O direito na obra pre-carceraria de Gramsci: do programa minimo de direitos a resistencia ao fascismo/Law in Gramsci's pre-prison work: from the minimum programme of rights to resistance to fascism.

AutorSoares, Mois
  1. A fragmentariedade e a potência do pensamento gramsciano: a força de seus textos de intervenção política

    Se a obra principal de Gramsci, Quaderni del Cárcere, não alcançou um grau de sistematização pretendido pelo próprio autor em sua jornada inconclusa de reestruturação em cadernos especiais, restando fragmentada em potentes notas mais ou menos agrupadas, o mesmo não se poder dizer de seus escritos pré-carcerários. Neles, por sua própria natureza de intervenção política imediata, não havia sequer o aventar de um projeto de organicidade teórica, os conceitos eram forjados pela necessidade de responder a dilemas concretos do projeto revolucionário em curso e mesmo das miudezas da práxis cotidiana do movimento operário.

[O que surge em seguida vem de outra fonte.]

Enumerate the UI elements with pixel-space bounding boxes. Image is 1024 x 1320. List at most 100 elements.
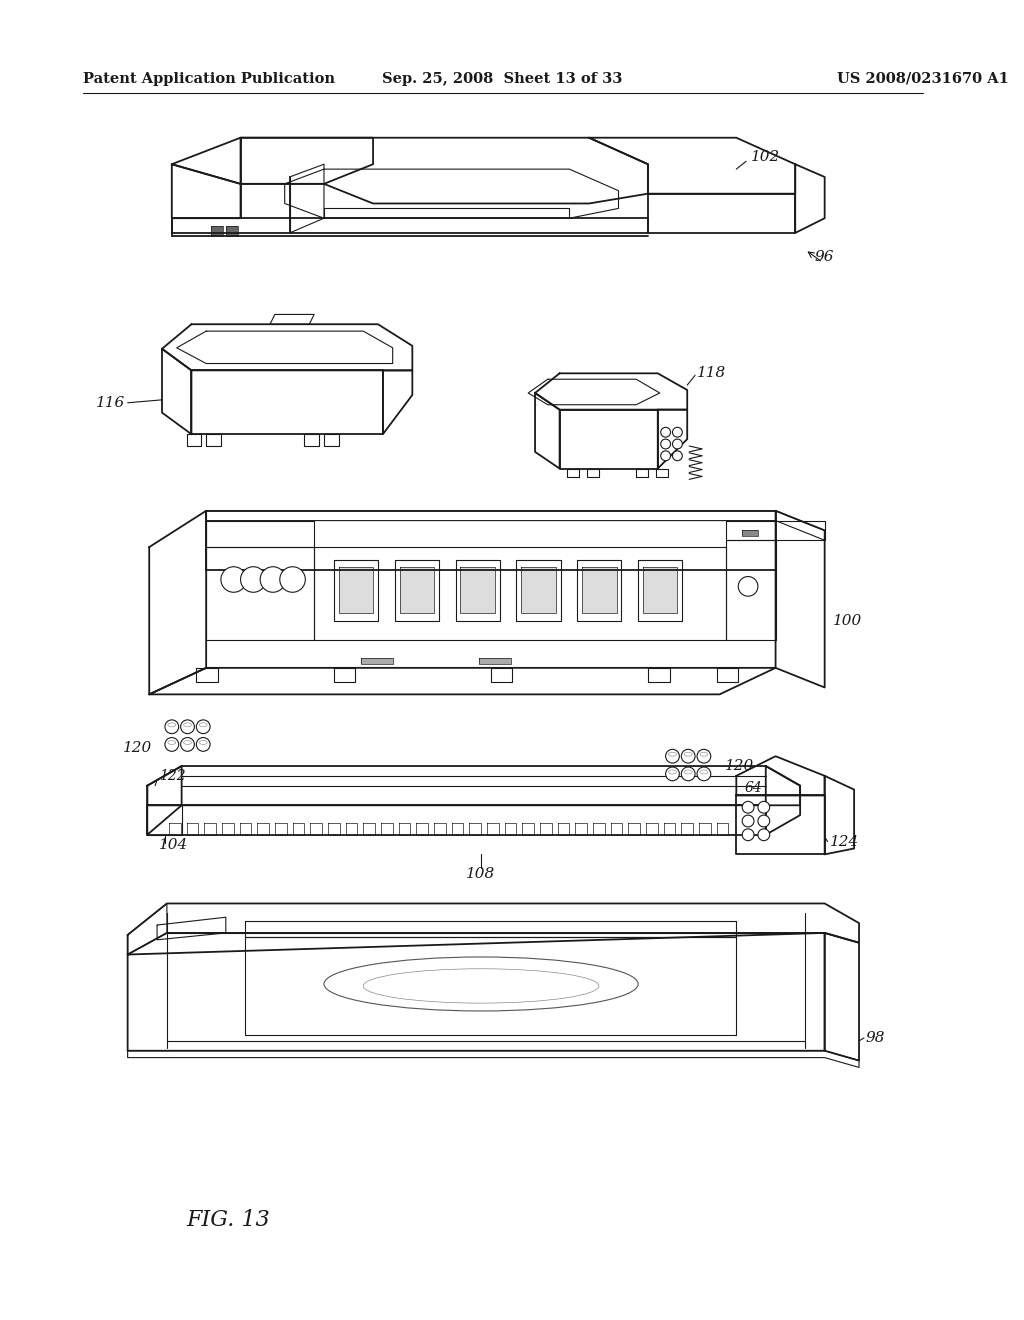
Circle shape: [758, 816, 770, 826]
Polygon shape: [206, 434, 221, 446]
Polygon shape: [186, 434, 202, 446]
Polygon shape: [147, 805, 766, 834]
Circle shape: [742, 801, 754, 813]
Polygon shape: [157, 917, 226, 940]
Polygon shape: [172, 137, 373, 183]
Polygon shape: [736, 756, 824, 796]
Polygon shape: [824, 933, 859, 1060]
Polygon shape: [169, 822, 180, 834]
Polygon shape: [528, 379, 659, 405]
Circle shape: [742, 816, 754, 826]
Circle shape: [197, 738, 210, 751]
Polygon shape: [211, 226, 223, 236]
Polygon shape: [240, 822, 251, 834]
Polygon shape: [398, 822, 411, 834]
Polygon shape: [766, 766, 800, 834]
Text: 64: 64: [744, 780, 762, 795]
Polygon shape: [304, 434, 319, 446]
Ellipse shape: [684, 770, 692, 774]
Polygon shape: [775, 511, 824, 688]
Text: 120: 120: [725, 759, 754, 774]
Polygon shape: [417, 822, 428, 834]
Text: 122: 122: [159, 768, 185, 783]
Polygon shape: [177, 331, 392, 363]
Circle shape: [666, 750, 679, 763]
Polygon shape: [487, 822, 499, 834]
Polygon shape: [361, 659, 392, 664]
Ellipse shape: [200, 723, 207, 727]
Polygon shape: [246, 937, 736, 1035]
Polygon shape: [742, 531, 758, 536]
Polygon shape: [241, 137, 648, 203]
Polygon shape: [290, 164, 324, 232]
Polygon shape: [206, 511, 824, 540]
Polygon shape: [717, 668, 738, 681]
Polygon shape: [583, 566, 616, 612]
Text: 100: 100: [833, 614, 862, 628]
Polygon shape: [128, 903, 167, 954]
Polygon shape: [657, 409, 687, 469]
Circle shape: [738, 577, 758, 597]
Polygon shape: [726, 520, 824, 540]
Polygon shape: [314, 546, 726, 640]
Polygon shape: [505, 822, 516, 834]
Text: 104: 104: [159, 838, 188, 851]
Polygon shape: [648, 194, 796, 232]
Circle shape: [681, 750, 695, 763]
Polygon shape: [147, 805, 181, 834]
Polygon shape: [536, 393, 559, 469]
Ellipse shape: [700, 752, 708, 756]
Ellipse shape: [200, 741, 207, 744]
Circle shape: [165, 719, 178, 734]
Text: 98: 98: [866, 1031, 886, 1045]
Polygon shape: [655, 469, 668, 478]
Polygon shape: [648, 668, 670, 681]
Text: 120: 120: [123, 742, 153, 755]
Ellipse shape: [700, 770, 708, 774]
Text: 118: 118: [697, 367, 726, 380]
Polygon shape: [479, 659, 511, 664]
Polygon shape: [587, 469, 599, 478]
Text: 124: 124: [829, 834, 859, 849]
Polygon shape: [285, 169, 618, 218]
Polygon shape: [197, 668, 218, 681]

    A grande marca desse período histórico (1914-1926) é a construção teórica para orientar uma estratégia e o exercício do poder pelo proletariado, e não, propriamente, embora existam elementos e traços que possam ser capturados, de uma teoria (geral) materialista do Estado. A noção de hegemonia (1) em Gramsci já se faz presente in statu nascendi (2) neste momento, que encontraria seu momento culminante de laboratório da práxis e aceleração da história na experiência fértil das lutas sociais, apesar da grande derrota, no cenário do biênio vermelho. Posteriormente, o marxista italiano já possui a leitura de que não serão mais anos de ascensão do movimento comunista e de que o modelo revolucionário russo não poderia ser transposto facilmente. Seriam anos de formulação e resistência até o ápice do cerco com sua prisão em 1926.

    É possível observar facilmente que esses anos demarcados por sua produção política mais imediata não são tempos de "normalidade" institucional. Trata-se de um hiato temporal atravessado pela primeira guerra mundial, por insurreições operárias, pela ascensão do fascismo, que destruiria qualquer aspiração de uma luta "democrática" com a formalização da ilegalidade dos partidos comunistas em 1926. Portanto, há que sublinhar que, antes da prisão, os anos mais férteis em que se poderia flertar e teorizar entre a luta no âmbito institucional e na ilegalidade se deram até 1922 (ano da marcha sobre Roma). Após este fato as reflexões sobre o direito diminuem sensivelmente e apenas são retomadas com força no desenvolvimento da teoria da hegemonia nos Cadernos do Cárcere.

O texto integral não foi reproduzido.